In Colchide aureum vellus arietis, quem Phrixus Marti immolaverat in densa silva e magna quercu pendebat: tauri ...

Il vello d'oro di un ariete che Frisso aveva sacrificato a Marte, pendeva da una grande quercia in una fitta foresta, nella Colchide: sorvegliavano il prezioso vello dei tori che emettevano fuoco dalle narici ed un serpente enorme e spaventoso.

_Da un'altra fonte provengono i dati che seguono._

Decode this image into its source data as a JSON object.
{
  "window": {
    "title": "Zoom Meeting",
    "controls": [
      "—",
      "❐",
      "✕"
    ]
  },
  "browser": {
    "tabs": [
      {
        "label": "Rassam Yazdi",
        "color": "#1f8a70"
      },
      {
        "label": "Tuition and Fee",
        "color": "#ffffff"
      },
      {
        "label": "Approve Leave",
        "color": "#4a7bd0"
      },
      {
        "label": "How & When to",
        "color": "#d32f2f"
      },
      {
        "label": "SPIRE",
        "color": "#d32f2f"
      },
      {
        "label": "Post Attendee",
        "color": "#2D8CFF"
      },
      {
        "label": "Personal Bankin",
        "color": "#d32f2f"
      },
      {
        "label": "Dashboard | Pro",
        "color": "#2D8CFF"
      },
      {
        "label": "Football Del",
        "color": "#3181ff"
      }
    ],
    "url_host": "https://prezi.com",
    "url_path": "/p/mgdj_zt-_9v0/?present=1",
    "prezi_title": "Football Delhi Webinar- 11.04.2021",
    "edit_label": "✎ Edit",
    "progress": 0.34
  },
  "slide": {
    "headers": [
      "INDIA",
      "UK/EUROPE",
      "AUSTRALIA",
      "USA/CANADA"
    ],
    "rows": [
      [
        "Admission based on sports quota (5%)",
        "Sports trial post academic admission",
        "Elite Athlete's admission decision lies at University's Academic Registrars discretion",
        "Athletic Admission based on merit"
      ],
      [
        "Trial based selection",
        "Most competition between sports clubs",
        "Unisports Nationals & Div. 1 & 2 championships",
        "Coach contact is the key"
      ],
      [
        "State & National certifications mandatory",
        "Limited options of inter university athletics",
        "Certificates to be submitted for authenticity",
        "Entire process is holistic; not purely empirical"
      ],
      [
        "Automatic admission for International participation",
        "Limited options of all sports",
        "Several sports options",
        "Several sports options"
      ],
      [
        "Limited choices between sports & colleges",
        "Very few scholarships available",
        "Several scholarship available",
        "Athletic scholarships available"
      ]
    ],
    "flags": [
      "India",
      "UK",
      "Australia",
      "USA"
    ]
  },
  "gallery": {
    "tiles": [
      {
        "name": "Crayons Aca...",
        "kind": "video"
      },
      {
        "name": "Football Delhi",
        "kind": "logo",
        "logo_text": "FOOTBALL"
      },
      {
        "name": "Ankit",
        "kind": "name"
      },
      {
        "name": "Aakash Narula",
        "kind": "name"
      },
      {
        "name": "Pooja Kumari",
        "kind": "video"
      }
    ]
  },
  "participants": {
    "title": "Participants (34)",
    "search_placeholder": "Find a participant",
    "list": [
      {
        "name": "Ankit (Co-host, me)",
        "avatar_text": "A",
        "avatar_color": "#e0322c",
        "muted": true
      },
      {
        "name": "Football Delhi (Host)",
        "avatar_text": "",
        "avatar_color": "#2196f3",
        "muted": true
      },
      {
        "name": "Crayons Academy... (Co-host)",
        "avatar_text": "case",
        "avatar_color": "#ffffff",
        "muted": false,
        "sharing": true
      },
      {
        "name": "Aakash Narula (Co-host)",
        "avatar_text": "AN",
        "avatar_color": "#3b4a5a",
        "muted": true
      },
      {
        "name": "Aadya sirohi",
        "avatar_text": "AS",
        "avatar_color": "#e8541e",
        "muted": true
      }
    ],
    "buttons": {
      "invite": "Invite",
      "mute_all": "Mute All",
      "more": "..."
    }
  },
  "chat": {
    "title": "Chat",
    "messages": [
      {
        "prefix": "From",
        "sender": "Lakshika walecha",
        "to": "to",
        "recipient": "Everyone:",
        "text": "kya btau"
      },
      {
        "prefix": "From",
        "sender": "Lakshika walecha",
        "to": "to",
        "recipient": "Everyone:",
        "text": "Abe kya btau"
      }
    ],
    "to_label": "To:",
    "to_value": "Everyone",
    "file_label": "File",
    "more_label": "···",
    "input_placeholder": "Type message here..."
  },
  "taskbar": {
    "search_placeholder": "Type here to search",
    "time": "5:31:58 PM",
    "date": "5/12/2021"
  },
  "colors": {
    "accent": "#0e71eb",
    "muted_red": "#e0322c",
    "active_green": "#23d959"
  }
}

Nel frattempo, in Tessaglia, nella città di Iolco, regnava Pelia, che con un tranello aveva ucciso il fratello Esone, ed aveva usurpato il regno di lui. Ma Esone, quando stava per morire, temendo un attentato di Pelia, affidò al centauro Chirone il figlio piccolo Giasone, che aveva già nascosto sul monte Pelio. Dopo venti anni, Giasone, giovinetto, spiccando tra tutti i coetanei per forze del corpo e per grandezza dell'animo, era ritornato a Iolco allo scopo di rivendicare il regno dal fratello del padre.

Ma Pelia disse: ti restituirò il regno se mi avrai portato il vello d'oro che viene custodito nella Colchide. Poiché quell'impresa era oltremodo ardua e piena di pericoli, Giasone scelse come compagni di spedizione gli uomini più forti di quell'epoca, e su consiglio della dea Atena, costruì una nave bella e veloce, che chiamò Argo. Dopo che fu giunto nella Colchide, egli, con l'aiuto della maga Medea, la figlia del re, sedò i tori che emettevano fuoco, e, dopo che ebbe ucciso lo spaventoso serpente, sottrasse il vello d'oro e lo portò a Pelia.

Inoltre, quando Pelia non volle restituire il regno al nipote, Medea, che era andata in sposa a Giasone, lo stregò con i suoi sortilegi: e così Giasone venne in possesso del regno.